[Datetime-SIG] PEP-0500 (Alternative datetime arithmetic) Was: PEP 495 ... is ready ...

Guido van Rossum guido at python.org
Tue Aug 18 19:22:26 CEST 2015


On Tue, Aug 18, 2015 at 8:38 AM, Alexander Belopolsky <
alexander.belopolsky at gmail.com> wrote:

> On Tue, Aug 18, 2015 at 11:07 AM, Guido van Rossum <guido at python.org>
> wrote:
> > PEP 500 allows way more freedom than is needed.
>
> This is right.  With respect to finding elapsed time between two times
> (x and y) expressed as datetime instances, PEP-0500 allow tzinfo
> implementor to provide an arbitrary function of two variables: d(x,
> y), while arguably in most cases d(x, y) = x - f(x) - y + f(y), where
> f is a function of a single variable.  (In terms of current tzinfo
> interface, f is the utcoffset() function.)  In other words, the PEP
> allows arbitrary stretching and shrinking of the time line, while in
> most use cases only cutting and shifting is needed.
>
> However, I don't see this additional freedom as a big complication.
> Even in the common case, it may be easier to implement d(x, y) than to
> figure out f(x).  The problem with f(x) is that it is the UTC offset
> as a function of local time while most TZ database interfaces only
> provide UTC offset as a function of UTC time.  As a result, it is
> often easier to implement d(x, y) (for example, as d(x, y) = g(x) -
> g(y)) than to implement f(x).
>

This  discussion sounds overly abstract.
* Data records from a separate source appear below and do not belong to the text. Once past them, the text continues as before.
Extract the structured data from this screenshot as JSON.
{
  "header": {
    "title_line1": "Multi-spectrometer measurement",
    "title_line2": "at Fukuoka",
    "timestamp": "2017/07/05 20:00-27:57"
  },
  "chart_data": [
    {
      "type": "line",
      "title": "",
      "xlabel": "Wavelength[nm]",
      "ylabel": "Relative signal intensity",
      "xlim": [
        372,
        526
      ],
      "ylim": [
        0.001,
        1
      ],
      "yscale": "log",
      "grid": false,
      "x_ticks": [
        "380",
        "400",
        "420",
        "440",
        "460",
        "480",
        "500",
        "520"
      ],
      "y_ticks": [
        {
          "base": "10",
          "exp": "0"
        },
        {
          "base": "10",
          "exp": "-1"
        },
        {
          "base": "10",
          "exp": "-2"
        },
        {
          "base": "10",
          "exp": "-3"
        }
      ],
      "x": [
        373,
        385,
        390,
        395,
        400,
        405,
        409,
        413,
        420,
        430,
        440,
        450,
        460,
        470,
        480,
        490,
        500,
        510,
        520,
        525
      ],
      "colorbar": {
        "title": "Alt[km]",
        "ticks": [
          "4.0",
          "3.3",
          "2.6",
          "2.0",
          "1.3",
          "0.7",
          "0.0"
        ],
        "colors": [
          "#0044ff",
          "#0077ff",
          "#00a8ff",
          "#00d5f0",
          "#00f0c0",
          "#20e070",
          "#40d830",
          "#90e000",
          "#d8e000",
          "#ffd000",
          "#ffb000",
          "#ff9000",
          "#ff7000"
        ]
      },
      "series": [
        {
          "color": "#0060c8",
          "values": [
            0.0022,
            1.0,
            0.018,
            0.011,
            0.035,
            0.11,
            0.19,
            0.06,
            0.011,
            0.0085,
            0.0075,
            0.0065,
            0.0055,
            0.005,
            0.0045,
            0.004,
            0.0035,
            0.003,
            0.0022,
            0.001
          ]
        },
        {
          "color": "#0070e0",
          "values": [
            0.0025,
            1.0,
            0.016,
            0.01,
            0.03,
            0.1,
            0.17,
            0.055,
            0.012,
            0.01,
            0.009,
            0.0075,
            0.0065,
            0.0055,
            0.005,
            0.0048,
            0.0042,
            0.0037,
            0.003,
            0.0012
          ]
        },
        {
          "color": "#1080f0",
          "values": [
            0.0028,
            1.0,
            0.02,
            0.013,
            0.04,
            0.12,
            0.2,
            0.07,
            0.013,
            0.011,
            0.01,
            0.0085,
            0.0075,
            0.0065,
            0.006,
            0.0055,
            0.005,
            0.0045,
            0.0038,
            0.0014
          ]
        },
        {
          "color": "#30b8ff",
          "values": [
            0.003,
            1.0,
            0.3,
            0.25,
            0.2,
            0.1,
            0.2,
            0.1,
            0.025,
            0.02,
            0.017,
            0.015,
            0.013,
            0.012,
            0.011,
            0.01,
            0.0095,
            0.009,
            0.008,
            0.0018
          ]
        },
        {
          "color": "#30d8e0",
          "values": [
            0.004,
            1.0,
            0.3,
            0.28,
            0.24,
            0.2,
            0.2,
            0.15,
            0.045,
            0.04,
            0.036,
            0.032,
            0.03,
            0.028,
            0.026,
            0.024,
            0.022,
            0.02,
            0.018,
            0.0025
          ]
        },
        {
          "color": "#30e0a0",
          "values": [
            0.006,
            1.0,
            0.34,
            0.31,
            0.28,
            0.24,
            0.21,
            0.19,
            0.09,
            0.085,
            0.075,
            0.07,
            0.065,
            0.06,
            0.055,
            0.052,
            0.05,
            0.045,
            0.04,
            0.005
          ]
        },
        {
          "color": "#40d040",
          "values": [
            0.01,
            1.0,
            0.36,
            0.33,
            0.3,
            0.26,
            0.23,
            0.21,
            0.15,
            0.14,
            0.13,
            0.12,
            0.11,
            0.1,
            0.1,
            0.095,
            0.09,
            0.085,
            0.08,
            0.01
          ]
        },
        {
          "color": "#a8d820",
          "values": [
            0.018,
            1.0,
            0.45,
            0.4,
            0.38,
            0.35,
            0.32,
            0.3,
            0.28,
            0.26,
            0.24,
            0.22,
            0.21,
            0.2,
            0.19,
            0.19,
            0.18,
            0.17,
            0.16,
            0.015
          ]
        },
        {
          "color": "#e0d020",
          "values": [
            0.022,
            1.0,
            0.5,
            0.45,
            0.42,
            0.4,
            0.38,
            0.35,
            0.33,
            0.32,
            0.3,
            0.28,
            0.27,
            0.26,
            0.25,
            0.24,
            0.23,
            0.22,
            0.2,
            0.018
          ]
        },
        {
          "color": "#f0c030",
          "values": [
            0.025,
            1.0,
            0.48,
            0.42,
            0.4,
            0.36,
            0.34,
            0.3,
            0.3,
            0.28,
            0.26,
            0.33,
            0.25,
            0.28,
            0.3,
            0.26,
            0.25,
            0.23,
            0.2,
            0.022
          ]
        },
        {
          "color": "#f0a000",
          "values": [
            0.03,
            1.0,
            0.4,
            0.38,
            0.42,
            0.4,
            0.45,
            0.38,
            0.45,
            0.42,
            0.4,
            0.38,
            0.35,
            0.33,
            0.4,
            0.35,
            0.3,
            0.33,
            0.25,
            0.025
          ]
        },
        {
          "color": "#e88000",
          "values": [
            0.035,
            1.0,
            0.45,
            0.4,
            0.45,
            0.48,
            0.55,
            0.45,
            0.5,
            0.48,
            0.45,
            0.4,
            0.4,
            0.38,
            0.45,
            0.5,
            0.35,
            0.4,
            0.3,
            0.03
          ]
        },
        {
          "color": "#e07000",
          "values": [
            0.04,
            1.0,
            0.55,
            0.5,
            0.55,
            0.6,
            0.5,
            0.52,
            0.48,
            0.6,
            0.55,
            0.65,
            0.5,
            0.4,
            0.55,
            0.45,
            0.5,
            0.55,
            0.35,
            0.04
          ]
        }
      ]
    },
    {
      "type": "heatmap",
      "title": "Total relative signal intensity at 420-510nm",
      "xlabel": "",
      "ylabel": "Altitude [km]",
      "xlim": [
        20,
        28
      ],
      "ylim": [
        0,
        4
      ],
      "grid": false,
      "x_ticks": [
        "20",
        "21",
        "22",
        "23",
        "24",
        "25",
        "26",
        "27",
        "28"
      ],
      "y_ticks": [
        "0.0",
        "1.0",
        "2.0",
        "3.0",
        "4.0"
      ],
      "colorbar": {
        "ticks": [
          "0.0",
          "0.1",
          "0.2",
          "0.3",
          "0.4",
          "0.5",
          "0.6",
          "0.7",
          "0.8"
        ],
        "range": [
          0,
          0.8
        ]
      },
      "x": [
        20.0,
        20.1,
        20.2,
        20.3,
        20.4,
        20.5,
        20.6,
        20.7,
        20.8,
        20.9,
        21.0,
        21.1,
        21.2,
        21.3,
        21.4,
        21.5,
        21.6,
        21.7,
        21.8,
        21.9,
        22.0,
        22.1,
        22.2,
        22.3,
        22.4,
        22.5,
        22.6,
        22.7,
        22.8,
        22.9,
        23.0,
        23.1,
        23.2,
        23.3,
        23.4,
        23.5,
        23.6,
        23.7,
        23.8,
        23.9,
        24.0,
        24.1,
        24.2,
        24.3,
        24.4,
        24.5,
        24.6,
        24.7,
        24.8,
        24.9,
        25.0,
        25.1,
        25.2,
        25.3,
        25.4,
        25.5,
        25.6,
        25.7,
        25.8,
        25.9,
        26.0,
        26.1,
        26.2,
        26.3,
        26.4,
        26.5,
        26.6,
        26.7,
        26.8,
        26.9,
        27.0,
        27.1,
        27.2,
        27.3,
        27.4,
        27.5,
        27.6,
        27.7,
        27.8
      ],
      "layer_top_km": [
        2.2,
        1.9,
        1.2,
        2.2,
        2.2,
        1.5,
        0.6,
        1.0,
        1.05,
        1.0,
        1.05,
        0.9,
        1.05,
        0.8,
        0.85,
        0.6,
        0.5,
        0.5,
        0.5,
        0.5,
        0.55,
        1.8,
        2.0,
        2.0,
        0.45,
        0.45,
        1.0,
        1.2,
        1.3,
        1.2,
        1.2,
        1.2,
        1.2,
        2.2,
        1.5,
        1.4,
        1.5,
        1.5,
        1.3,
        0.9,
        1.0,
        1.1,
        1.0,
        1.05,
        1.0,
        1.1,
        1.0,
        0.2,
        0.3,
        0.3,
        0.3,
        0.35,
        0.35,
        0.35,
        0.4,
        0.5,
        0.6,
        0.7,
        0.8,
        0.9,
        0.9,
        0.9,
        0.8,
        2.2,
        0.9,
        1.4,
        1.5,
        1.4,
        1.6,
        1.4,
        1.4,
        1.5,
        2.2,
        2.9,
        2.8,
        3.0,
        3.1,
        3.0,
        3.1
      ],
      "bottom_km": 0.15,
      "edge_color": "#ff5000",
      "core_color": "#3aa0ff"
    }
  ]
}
ISTM that d(x, y) in timeline
arithmetic can be computed as x.timestamp() - y.timestamp(), (and
converting to a timedelta). Similar for adding a datetime and a timedelta.
Optimizing this should be  IMO the only question is how should a datetime
object choose between classic arithmetic[1] and timeline arithmetic. My
proposal here is to make that a boolean property of the tzinfo object -- we
could either use a marker subclass or an attribute whose absence implies
classic arithmetic.

[1] Classic arithmetic is how datetime arithmetic works today, i.e. if you
add 24 hours to 12:00 on the Saturday before a DST transition, the answer
will be 12:00 on Sunday (whereas using timeline arithmetic the answer would
be 11:00 or 13:00 depending on which DST transition you're talking about).